Dann hatte ich es über die Notfallhotline probiert und mich als Notfall deklariert, weil mein Personalausweis schon in drei Monaten ablaufe, was nach Berliner Verhältnissen ein dringender Notfall sei, weil auf normalem Wege nicht zu schaffen. Man antwortete mir, dass man mir nicht helfen könne, weil ich in dem Formular, das nicht nach einer Telefonnummer gefragt und kein Feld dafür hatte, keine Telefonnummer angegeben hätte, und sie Notfalltermine ausschließlich telefonisch per Rückruf und nie per E-Mail vergeben. Keine Rückrufnummer angegeben, kein Termin. Niemals per E-Mail.

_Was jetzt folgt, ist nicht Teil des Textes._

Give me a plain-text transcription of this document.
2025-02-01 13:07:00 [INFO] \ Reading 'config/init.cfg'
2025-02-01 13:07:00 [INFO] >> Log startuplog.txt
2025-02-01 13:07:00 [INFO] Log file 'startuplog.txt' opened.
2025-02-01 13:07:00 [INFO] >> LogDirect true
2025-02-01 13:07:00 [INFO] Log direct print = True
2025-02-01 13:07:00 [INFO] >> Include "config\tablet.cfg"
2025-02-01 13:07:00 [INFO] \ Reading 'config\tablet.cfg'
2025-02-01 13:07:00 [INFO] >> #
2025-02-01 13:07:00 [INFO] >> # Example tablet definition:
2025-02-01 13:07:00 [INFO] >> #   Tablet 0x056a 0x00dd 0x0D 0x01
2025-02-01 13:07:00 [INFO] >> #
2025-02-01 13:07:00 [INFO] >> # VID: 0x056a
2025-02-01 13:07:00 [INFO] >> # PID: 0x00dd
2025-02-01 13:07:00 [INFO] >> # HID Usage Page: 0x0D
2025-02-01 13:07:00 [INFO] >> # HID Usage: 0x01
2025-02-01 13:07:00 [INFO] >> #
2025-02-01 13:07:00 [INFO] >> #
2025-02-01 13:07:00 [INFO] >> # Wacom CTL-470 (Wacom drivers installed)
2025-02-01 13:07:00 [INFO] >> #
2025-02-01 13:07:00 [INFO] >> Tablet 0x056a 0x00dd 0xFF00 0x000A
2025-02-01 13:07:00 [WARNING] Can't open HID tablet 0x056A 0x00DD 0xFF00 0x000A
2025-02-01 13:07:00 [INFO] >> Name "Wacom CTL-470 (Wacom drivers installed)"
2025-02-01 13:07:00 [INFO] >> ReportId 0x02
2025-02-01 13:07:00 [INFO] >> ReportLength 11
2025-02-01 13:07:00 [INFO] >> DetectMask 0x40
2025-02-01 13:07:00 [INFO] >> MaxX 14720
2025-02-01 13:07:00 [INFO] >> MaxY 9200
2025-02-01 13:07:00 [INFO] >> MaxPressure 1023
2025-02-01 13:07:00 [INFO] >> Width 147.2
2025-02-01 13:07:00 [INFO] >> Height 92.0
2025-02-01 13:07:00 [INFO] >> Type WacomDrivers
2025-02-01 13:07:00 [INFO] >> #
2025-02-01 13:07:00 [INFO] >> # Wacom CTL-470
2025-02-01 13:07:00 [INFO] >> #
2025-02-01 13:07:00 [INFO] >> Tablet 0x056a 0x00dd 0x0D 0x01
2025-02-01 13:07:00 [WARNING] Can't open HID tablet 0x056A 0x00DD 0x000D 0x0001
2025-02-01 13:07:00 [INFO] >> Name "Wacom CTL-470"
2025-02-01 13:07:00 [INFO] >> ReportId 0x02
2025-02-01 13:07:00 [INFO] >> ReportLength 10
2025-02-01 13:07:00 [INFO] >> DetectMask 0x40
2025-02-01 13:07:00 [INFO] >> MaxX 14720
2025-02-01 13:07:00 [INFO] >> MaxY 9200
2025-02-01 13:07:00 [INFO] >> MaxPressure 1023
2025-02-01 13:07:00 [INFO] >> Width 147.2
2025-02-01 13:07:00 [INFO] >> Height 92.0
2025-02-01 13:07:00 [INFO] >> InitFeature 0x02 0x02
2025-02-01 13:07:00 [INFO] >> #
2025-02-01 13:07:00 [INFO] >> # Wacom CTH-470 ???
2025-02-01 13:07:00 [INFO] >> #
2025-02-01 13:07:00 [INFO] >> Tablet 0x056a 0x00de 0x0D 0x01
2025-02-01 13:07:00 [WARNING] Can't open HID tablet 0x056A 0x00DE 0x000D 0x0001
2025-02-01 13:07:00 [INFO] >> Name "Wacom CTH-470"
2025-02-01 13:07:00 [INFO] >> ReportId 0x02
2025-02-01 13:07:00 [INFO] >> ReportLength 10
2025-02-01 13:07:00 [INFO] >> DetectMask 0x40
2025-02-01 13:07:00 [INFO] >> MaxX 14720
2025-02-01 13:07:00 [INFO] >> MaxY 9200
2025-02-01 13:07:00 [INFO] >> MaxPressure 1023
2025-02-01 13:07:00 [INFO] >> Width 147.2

Glücklicherweise hatte ich aber parallel dazu schriftlich Dienstaufsichtsbeschwerde erhoben und angedroht, dass ich Berlin vor dem Verwaltungsgericht auf Ausstellung eines Personalausweises verklagen würde, damit es wenigstens aktenkundig und anhängig ist, dass ich einen will und keinen bekomme. Worauf man mir einen Termin per E-Mail geschickt hatte. 8.15 im Bürgeramt Wedding.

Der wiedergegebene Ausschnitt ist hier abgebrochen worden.